It’s one of those good problems.
You’ve been doing some exploratory MEMS work. Your main focus is biomedical – implants for dealing with prostate cancer. Silicon is too brittle, so you do some exploration with a foundry to experiment with different structures and materials. A nickel alloy looks interesting – more forgiving than silicon (at the expense of a lower Young’s modulus). And there’s some extra space on the die.
One a whim, you and a co-researcher half-jokingly discuss putting a windmill on there. During the discussion, she is watching her daughter play with a pinwheel. Inspiration strikes, and overnight she completes a design that goes onto the die. Despite the auspicious name of the MEMS company you’re working with, WinMEMS (one letter away from WindMEMS), you think it probably won’t work.
Only… it does work. Not only does it function as expected, but someone accidentally drops some on the ground – and they still work.
What do you do now?
Most academics would publish. But here’s the deal: you’ve been burned before by companies that have leveraged your work with nothing coming back to you. And universities don’t like this either. So you don’t publish: you patent. And you delay telling the world about it for a couple months until the lawyers relax.
And then you issue a press release.
And then you give up any hope of getting any work done until the phone stops ringing.
This has been life for Dr. Jung-chih Chiao and Dr. Smitha Rao at the University of Texas in Arlington. They’ve been totally sidetracked by the surprising (to him) success of this little side project.
Because no paper has been published, there’s no end of questions about how they achieved their results. There were some pictures, but no details, especially about such critical aspects as, how do they convert the motion into electrical energy? I discussed that with Dr. Chiao, but apparently I didn’t ply him with enough drink to get him to give up the secret. So it remains a secret.
I was actually the 20th person to talk to him. They’ve been bombarded not just with press, but with companies wanting in on the action. They’re not just calling him; they’re calling colleagues as well. So they’re remaining tight-lipped for now.
He’s pretty confident in the design that they’ve done – they’ve aimed for simplicity in order to ensure reliability, but there are still issues to be solved. The two main ones are figuring out how to keep dust from mucking up the works and new ways of countering stiction.
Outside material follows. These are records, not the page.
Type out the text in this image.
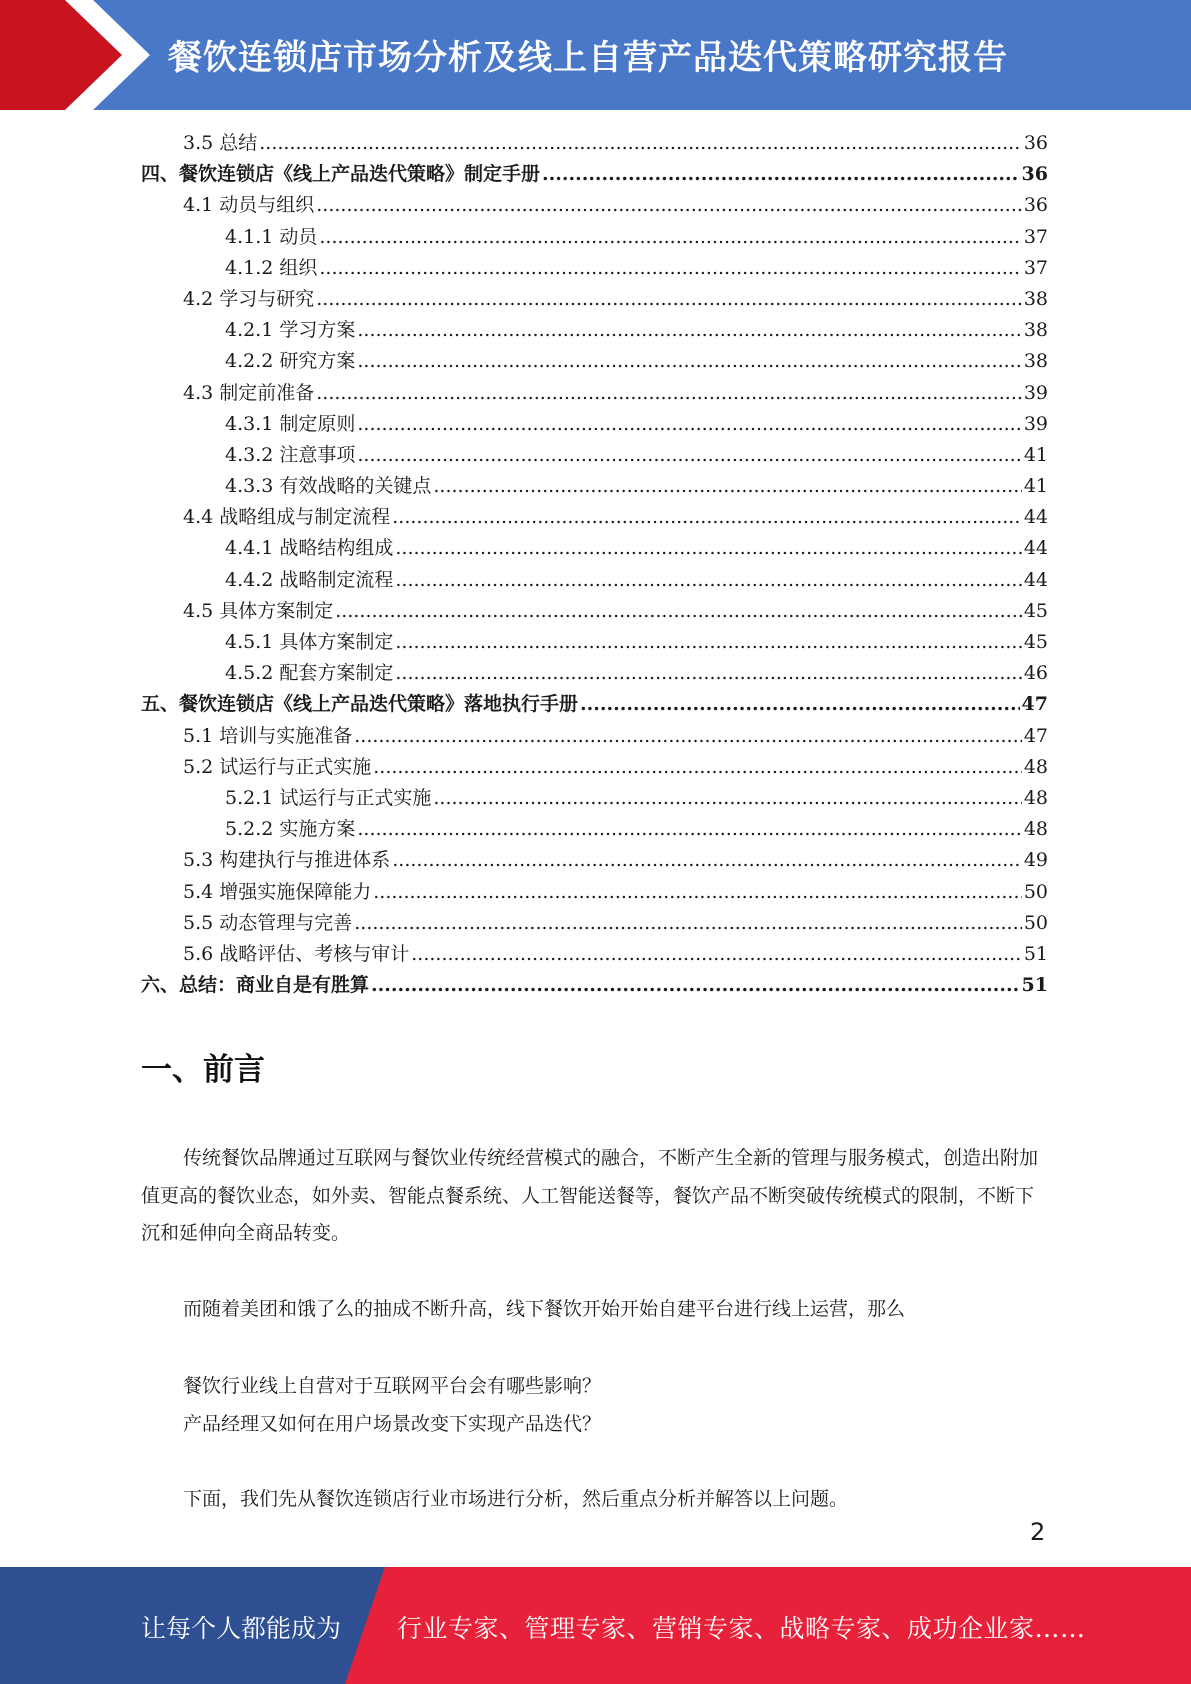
餐饮连锁店市场分析及线上自营产品迭代策略研究报告
3.5 总结 .....	36
四、餐饮连锁店《线上产品迭代策略》制定手册 .....	36
4.1 动员与组织 .....	36
4.1.1 动员 .....	37
4.1.2 组织 .....	37
4.2 学习与研究 .....	38
4.2.1 学习方案 .....	38
4.2.2 研究方案 .....	38
4.3 制定前准备 .....	39
4.3.1 制定原则 .....	39
4.3.2 注意事项 .....	41
4.3.3 有效战略的关键点 .....	41
4.4 战略组成与制定流程 .....	44
4.4.1 战略结构组成 .....	44
4.4.2 战略制定流程 .....	44
4.5 具体方案制定 .....	45
4.5.1 具体方案制定 .....	45
4.5.2 配套方案制定 .....	46
五、餐饮连锁店《线上产品迭代策略》落地执行手册 .....	47
5.1 培训与实施准备 .....	47
5.2 试运行与正式实施 .....	48
5.2.1 试运行与正式实施 .....	48
5.2.2 实施方案 .....	48
5.3 构建执行与推进体系 .....	49
5.4 增强实施保障能力 .....	50
5.5 动态管理与完善 .....	50
5.6 战略评估、考核与审计 .....	51
六、总结：商业自是有胜算 .....	51
一、前言
传统餐饮品牌通过互联网与餐饮业传统经营模式的融合，不断产生全新的管理与服务模式，创造出附加值更高的餐饮业态，如外卖、智能点餐系统、人工智能送餐等，餐饮产品不断突破传统模式的限制，不断下沉和延伸向全商品转变。
而随着美团和饿了么的抽成不断升高，线下餐饮开始开始自建平台进行线上运营，那么
餐饮行业线上自营对于互联网平台会有哪些影响？
产品经理又如何在用户场景改变下实现产品迭代？
下面，我们先从餐饮连锁店行业市场进行分析，然后重点分析并解答以上问题。
2
让每个人都能成为 行业专家、管理专家、营销专家、战略专家、成功企业家……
They will be looking for commercialization partners. He sees the university’s role as solving the basic physics, including the two problems just mentioned. There will be other changes before anything goes into full production, but he sees the partner company doing that work. And he’s confident that this thing is manufacturable. Depending on funding, he sees this as being completed on about a one-year horizon.
After his work on this has been completed, he’s looking at possibly putting together a simulation tool. Depending on where you want to place the micro-windmills – cars, bridges, wherever – you may want to optimize the design. A simulation tool would make that possible.
For right now, it’s more basic: the phone needs to quiet down so they can get back to doing actual research.
And we’re still going to have to wait to figure out how this all works.